South Africa’s planned health policy overhaul through a multi-billion dollar national insurance scheme has drawn mixed responses as the state attempts to tackle its ailing public hospitals.
The bold proposal, published on Friday for public comment, aims to close the gap with expensive private care and provide universal health coverage at a cost of 255 billion rand (US$17 billion) by 2025.
The 14-year National Health Insurance (NHI) vision is to improve shoddy public facilities used by 84 percent of South Africans, rope in accredited private providers and draw wealthier patients who are on medical schemes.
“We were worried initially ... we didn’t know what was coming,” said Norman Mabasa, chairman of doctors body the South African Medical Association.
“We would have been concerned if we were told how it would be modeled, but we are happy if we are going to participate on how it is going to be modeled,” he said.
South Africa inherited 14 health systems from the apartheid era, and the merged system has limped along post-1994 to spark a parallel industry of private, but pricey quality care, which the state says is unfair and unsustainable.
The country’s health spend accounts for 8.5 percent of GDP with state spending nearly matched by that of medical insurance schemes who cover just 17.6 percent of about 50 million people, with only one in 10 blacks as members.
Health economist Alex van den Heever of Wits University said South Africa had “appalling” health outcomes despite the amount it was spending and that the proposal lacked a specific blueprint for reform.
“What I can find is that there is a defensiveness about why we have a failing health system and then kind of a claim that we will, through extra money, turn this around,” Van den Heever said. “The problem with the public system goes way beyond money.”
The government admits that beefing up services is key to the NHI’s success, but Van den Heever was critical.
“I have seen nothing in those proposals that really address the fundamental core concerns that have become very evident in the public system,” he said. “It’s [the public system] largely designed to fail in that it essentially lacks a coherent governance and accountability framework and its actual institutional model is weak.”

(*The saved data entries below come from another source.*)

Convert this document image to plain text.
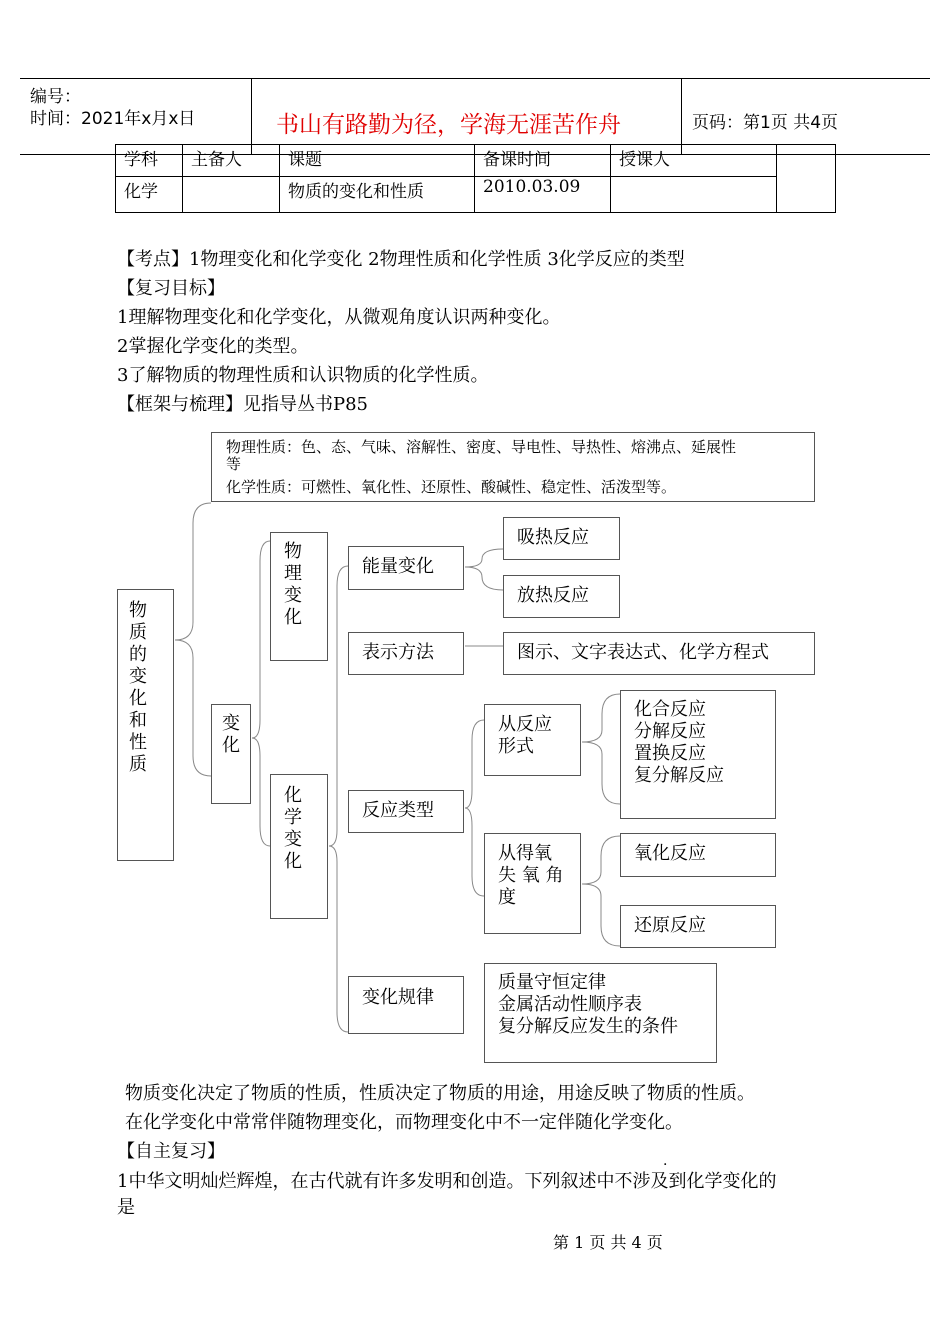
编号：
时间：2021年x月x日	书山有路勤为径，学海无涯苦作舟	页码：第1页 共4页
学科	主备人	课题	备课时间	授课人	
化学		物质的变化和性质	2010.03.09		
【考点】1物理变化和化学变化 2物理性质和化学性质 3化学反应的类型
【复习目标】
1理解物理变化和化学变化，从微观角度认识两种变化。
2掌握化学变化的类型。
3了解物质的物理性质和认识物质的化学性质。
【框架与梳理】见指导丛书P85
物理性质：色、态、气味、溶解性、密度、导电性、导热性、熔沸点、延展性
等
化学性质：可燃性、氧化性、还原性、酸碱性、稳定性、活泼型等。
物质的变化和性质
变化
物理变化
化学变化
能量变化
吸热反应
放热反应
表示方法	图示、文字表达式、化学方程式
反应类型
从反应
形式
化合反应
分解反应
置换反应
复分解反应
从得氧
失 氧 角
度
氧化反应
还原反应
变化规律
质量守恒定律
金属活动性顺序表
复分解反应发生的条件
物质变化决定了物质的性质，性质决定了物质的用途，用途反映了物质的性质。
在化学变化中常常伴随物理变化，而物理变化中不一定伴随化学变化。
【自主复习】
1中华文明灿烂辉煌，在古代就有许多发明和创造。下列叙述中不涉及到化学变化的
·
是
第 1 页 共 4 页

The plan is costed at 125 billion rand for next year, rising to 214 billion in 2020, but the 59-page paper does not say how this will be bankrolled.
A possible mix of funding includes the fiscus, employers and individuals — with a mandatory contribution cited — but the exact details will only be known in the next six months ahead of a pilot phase in 10 areas next April.
The number of people likely to retain private schemes has not yet been quantified, said Cobus Venter, director of consultancy Econex.
“Therefore the assumption that only 6.2 percent of GDP will be spent on health is false as this only reflects the increased level of expenditure in the public sector, even incorporating some private providers,” he said.